British Sea Power

Let The Dancers Inherit The Party

About a week ago, shortly after hearing Let The Dancers Inherit The Party for the first few times – and still uncertain about it in my fanboy sort of way – my partner and I sat down to finish the third season of Halt And Catch Fire (a show about maladjusted programmers working in the earliest days of online gaming). It’s 1990, and our protagonists find themselves at a party thrown by Atari. Here’s how I remember it: the DJ throws the Pixies’ ‘Velouria’ on the single turntable, everyone starts jumping up and down, exuberantly spilling red cups of beer, maybe they’re singing along, rejoicing in the sort of ebullient community and commonality outsiders always feel when grouped together in fictions. It occurred to me then that this feeling of communion in the face of the uncertainty is exactly what British Sea Power are going for with Dancers. 



But the thing is, the world presented in that scene doesn’t exist anymore, not really. As a 38-year-old Midwestern American, weaned on and formerly of college radio and red-cup, indie-rock house parties, this record evokes a rich strain of nostalgia. In consistently calling to mind – both in spirit and sonically – that era in which the CMJ charts mattered and SXSW didn’t feature a 100-foot-tall Doritos vending machine, it’s probably as “American” a record as BSP are ever likely to make. No windswept moors or Wicker Man vibes to be found here.
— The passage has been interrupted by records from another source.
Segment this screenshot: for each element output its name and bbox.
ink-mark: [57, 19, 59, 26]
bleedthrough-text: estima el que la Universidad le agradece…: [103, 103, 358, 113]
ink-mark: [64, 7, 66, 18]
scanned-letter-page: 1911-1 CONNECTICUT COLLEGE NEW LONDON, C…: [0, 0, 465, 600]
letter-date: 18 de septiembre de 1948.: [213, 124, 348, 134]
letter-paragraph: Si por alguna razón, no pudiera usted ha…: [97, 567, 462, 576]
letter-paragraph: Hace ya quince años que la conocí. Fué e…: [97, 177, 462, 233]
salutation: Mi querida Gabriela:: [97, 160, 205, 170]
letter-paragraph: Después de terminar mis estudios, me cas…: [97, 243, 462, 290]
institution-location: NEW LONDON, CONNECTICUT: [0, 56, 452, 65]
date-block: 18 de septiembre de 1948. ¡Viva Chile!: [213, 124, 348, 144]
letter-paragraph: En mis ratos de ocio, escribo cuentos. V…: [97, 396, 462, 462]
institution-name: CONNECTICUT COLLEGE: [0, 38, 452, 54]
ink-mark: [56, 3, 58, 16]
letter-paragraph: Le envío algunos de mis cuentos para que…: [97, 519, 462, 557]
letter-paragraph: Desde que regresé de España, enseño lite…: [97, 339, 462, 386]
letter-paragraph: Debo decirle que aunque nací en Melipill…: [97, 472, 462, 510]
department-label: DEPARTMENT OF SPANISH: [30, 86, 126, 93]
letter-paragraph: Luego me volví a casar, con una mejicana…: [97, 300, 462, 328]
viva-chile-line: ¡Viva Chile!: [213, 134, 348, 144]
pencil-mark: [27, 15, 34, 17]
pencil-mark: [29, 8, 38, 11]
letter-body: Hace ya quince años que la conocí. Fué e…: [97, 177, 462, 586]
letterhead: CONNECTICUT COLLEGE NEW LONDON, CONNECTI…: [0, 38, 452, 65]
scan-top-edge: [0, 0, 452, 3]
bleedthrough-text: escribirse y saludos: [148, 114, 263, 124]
This is a record of interiors, of cathartic gatherings around stereos, of anxious huddling around the radio.



Admittedly, this was something of a surprise, but it shouldn’t have been. Just take a look at Scott Wilkinson’s Baker’s Dozen, published on The Quietus in the run up to the album’s release: Pavement, The Pixies, Talking Heads, Teenage Fanclub – all college rock faves – peppered in amongst some oddball picks and the Baker’s Dozen Holy Trinity – Iggy, Bowie, and The Velvets. Look again, and you’ll see records regarded as follies (Iggy’s Soldier, The War Of The Worlds), discs that rank among their respective group’s most polished and accessible (Bossanova, Little Creatures), a pat best-of, and Rust Never Sleeps cited in defense of the guitar solo. Squint at the list and pieces of it start to look like a blueprint, or maybe a warning.

 A warning, because with BSP it’s sometimes difficult to predict which band you’re actually going to get. For those unfamiliar, theirs is a peculiarly bifurcated catalogue split between esoteric-reference-laden, slightly-off stadium rock and a sprawling, emotive strain of atmospheric post rock. (It’s not all that uncommon for casual BSP fans to embrace one and disdain the other.) Most of their records feature an assortment of both, but depending on the release, lean slightly this way or that. Lately, however, the band seems intent on reserving their more cinematic tendencies for their exceptional soundtrack work, meaning that ‘proper’ BSP LPs have become something of a showcase for their hooky choruses. 



And indeed, that’s what we have here. This is essentially their Bossanova or Little Creatures, an LP that brings their skewed pop sensibilities to the fore and mostly excises the extended elegiac atmospherics and any overly wacky digressions. When these elements are present, they’ve been blended into the record’s pop concoctions – at least five of which could be ‘Velourias’ or ‘Roads To Nowhere’, were the reality of the contemporary music business more accommodating. The most immediately striking of these is ‘What You’re Doing’, a gorgeous homage to New Order that plays around with new wave tropes so elegantly you’re left wondering why it took so many releases for them to properly get around to it. But then, BSP have always been a band capable of rare beauty – nearly everything on Dancers positively shimmers, from the bombastic ‘International Space Station’ to the melancholy ‘Alone Piano’. Their only proper album with no tracks over six minutes, this is BSP at their most distilled. It’s as concise a statement as the band seems capable of, as unified and coherent as any of their soundtracks.



Nostalgia can be a powerful thing. Despite its reputation, it can be useful, can even lead to action. Having grown up in the 1980s and witnessed the end of the Cold War, I never thought that the nuclear anxiety I experienced as a child would rear its head again. But I listen to the hymn-like ‘Electric Kittens’ or the exuberant ‘Keep On Trying’,and I remember how we used to cope with it. Likewise, when I find myself dumbfounded by my country’s Trumpian present, ‘The Voice Of Ivy Lee’ does its part to remind me how we wound up with this disaster. As celebratory as it can be, a deep vein of anxiety runs through Dancers, in this way it mirrors the times we find ourselves in – like all truly great pop records should strive to do.


Here in America, British Sea Power have always been something of a non-starter. Often regarding them as a caricature of eccentric, Keep-Calm-and-Carry-On Englishness with stadium aspirations, we completely miss the point. It’s a shame. In this age of grim uncertainty, they have as much to offer Americans as they do a post-Brexit UK. Keenly political, anti-fascist, and pro-immigrant, British Sea Power mine the past to give us what we need now.